Разительный контраст в развитии между протестантской Шотландией после Реформации и католической Ирландией, о котором мы говорили в главе 5, повторился в Западном полушарии, только в гораздо больших масштабах. Прежде всего это относится к различиям между иберо-католической Латинской Америкой и англо-протестантскими США (и, можно добавить, англоговорящей Канадой). Тоже самое расхождение повторилось в меньших масштабах внутри самой Канады: между англопротестантскими провинциями и католическим Квебеком.

Бывшие испанские и португальские колонии, у которых было целое столетие форы и население которых было в полтора раза больше, чем население будущих США и Канады вместе взятых, сегодня примерно на полвека отстают от этих стран в том, что касается зрелости и стабильности их политических институтов, экономического благополучия и социальной справедливости. Лишь в последние годы в Латинской Америке стали преобладать демократически избранные правительства, причем некоторые демократические эксперименты были прерваны. Уровень жизни составляет примерно одну десятую достигнутого в США и Канаде. По критериям развитых демократий распределение земли, доходов, богатства и возможностей в высшей степени несправедливо.

Венесуэльский писатель Карлос Ранхель свое время навлек на себя гнев латиноамериканских интеллектуалов и политического истеблишмента за свою книгу, опубликованную в середине 70-х гг. XX в., в которой утверждал, что ответственность за тяжелое положение Латинской Америки лежит на латиноамериканцах и их иберо-католическом культурном наследстве. Он отмечал: «Еще в 1700 г. испанская империя в Америке продолжала производить впечатление несравненно более богатой (что было правдой!), гораздо более могущественной и потенциально более успешной, чем британские колонии в Северной Америке»[220].

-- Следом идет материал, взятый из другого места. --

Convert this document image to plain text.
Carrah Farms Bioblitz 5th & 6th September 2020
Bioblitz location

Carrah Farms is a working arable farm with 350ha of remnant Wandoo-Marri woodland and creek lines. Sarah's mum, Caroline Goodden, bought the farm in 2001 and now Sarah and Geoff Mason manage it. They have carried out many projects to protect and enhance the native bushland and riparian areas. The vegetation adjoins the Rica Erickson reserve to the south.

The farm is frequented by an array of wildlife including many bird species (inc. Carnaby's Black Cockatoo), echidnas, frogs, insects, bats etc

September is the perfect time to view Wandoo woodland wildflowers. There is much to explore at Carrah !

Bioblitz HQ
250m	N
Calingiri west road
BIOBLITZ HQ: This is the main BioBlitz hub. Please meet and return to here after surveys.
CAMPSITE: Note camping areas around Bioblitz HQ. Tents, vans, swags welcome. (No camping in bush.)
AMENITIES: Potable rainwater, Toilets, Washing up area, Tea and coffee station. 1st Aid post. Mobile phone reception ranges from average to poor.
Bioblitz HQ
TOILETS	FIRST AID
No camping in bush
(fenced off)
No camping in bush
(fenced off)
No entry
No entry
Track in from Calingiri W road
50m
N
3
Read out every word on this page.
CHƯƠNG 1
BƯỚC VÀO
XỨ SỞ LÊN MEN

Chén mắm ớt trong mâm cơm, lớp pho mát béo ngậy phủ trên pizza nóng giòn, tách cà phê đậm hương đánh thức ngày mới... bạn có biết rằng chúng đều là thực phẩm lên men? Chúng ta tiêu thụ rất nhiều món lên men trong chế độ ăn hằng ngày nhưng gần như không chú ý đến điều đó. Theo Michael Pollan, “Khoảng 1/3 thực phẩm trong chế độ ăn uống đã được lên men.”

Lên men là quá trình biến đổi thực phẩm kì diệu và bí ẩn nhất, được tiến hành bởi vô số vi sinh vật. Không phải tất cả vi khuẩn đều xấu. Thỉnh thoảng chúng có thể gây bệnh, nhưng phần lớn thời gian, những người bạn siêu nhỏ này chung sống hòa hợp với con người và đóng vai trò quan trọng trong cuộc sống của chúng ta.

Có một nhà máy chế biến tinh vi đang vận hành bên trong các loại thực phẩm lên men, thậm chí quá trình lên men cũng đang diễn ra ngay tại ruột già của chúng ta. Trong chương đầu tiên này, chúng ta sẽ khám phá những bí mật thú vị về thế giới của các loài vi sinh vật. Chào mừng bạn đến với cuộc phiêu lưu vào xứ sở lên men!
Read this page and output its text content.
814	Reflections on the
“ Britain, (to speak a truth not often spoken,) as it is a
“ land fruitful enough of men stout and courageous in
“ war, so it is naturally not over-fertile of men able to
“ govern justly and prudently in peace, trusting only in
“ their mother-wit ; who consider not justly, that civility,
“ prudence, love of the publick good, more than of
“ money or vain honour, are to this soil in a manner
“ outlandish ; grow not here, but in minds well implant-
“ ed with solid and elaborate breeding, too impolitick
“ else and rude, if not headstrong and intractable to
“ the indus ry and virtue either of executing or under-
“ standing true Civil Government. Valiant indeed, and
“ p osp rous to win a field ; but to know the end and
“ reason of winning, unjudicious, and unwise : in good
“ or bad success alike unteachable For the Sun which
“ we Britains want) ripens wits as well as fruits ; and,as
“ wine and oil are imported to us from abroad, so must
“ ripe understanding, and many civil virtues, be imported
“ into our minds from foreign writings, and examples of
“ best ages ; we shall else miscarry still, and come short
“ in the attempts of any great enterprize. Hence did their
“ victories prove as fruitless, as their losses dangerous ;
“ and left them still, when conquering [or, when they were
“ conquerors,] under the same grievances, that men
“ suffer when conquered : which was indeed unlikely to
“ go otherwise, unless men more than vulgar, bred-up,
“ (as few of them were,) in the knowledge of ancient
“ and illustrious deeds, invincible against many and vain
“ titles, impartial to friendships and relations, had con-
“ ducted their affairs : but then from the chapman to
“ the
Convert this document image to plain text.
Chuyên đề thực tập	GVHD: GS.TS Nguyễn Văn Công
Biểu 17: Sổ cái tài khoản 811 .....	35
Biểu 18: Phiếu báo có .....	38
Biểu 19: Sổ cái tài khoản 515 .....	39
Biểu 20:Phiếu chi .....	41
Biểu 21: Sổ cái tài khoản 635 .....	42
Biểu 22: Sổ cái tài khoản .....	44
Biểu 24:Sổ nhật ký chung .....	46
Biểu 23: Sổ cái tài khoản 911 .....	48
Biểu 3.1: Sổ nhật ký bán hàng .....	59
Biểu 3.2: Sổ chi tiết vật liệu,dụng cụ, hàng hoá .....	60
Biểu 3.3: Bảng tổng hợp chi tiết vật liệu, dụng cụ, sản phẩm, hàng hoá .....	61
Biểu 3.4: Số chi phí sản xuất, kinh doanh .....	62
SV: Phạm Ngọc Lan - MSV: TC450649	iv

Чем можно объяснить эту поразительную историческую перемену?

Возможно, сравнивать Латинскую Америку с таким исключительно динамичным и успешным обществом, как США, не вполне честно. Однако столь же поразительный контраст был обнаружен в исследовании, посвященном сравнению экономического развития Латинской Америки и Скандинавии на протяжении ста лет. Это исследование было проведено Межамериканским банком развития и озаглавлено «Расходящиеся пути»[221]. В нем почти не упоминается культура, а расхождение путей развития рассматривается как политический и институциональный по своей сущности феномен. Но если выбрать любой набор политических или институциональных аспектов и в связи с ним задаться вопросом, почему скандинавы избрали правильную дорогу, в то время как латиноамериканцы избрали ошибочную, ответ неизбежно будет тяготеть к указанию на фундаментальные культурные различия. Не будем забывать, что, как уже отмечалось в главе 2, три скандинавские страны — Дания, Норвегия и Швеция — наряду с Финляндией и Исландией являются мировыми чемпионами прогресса.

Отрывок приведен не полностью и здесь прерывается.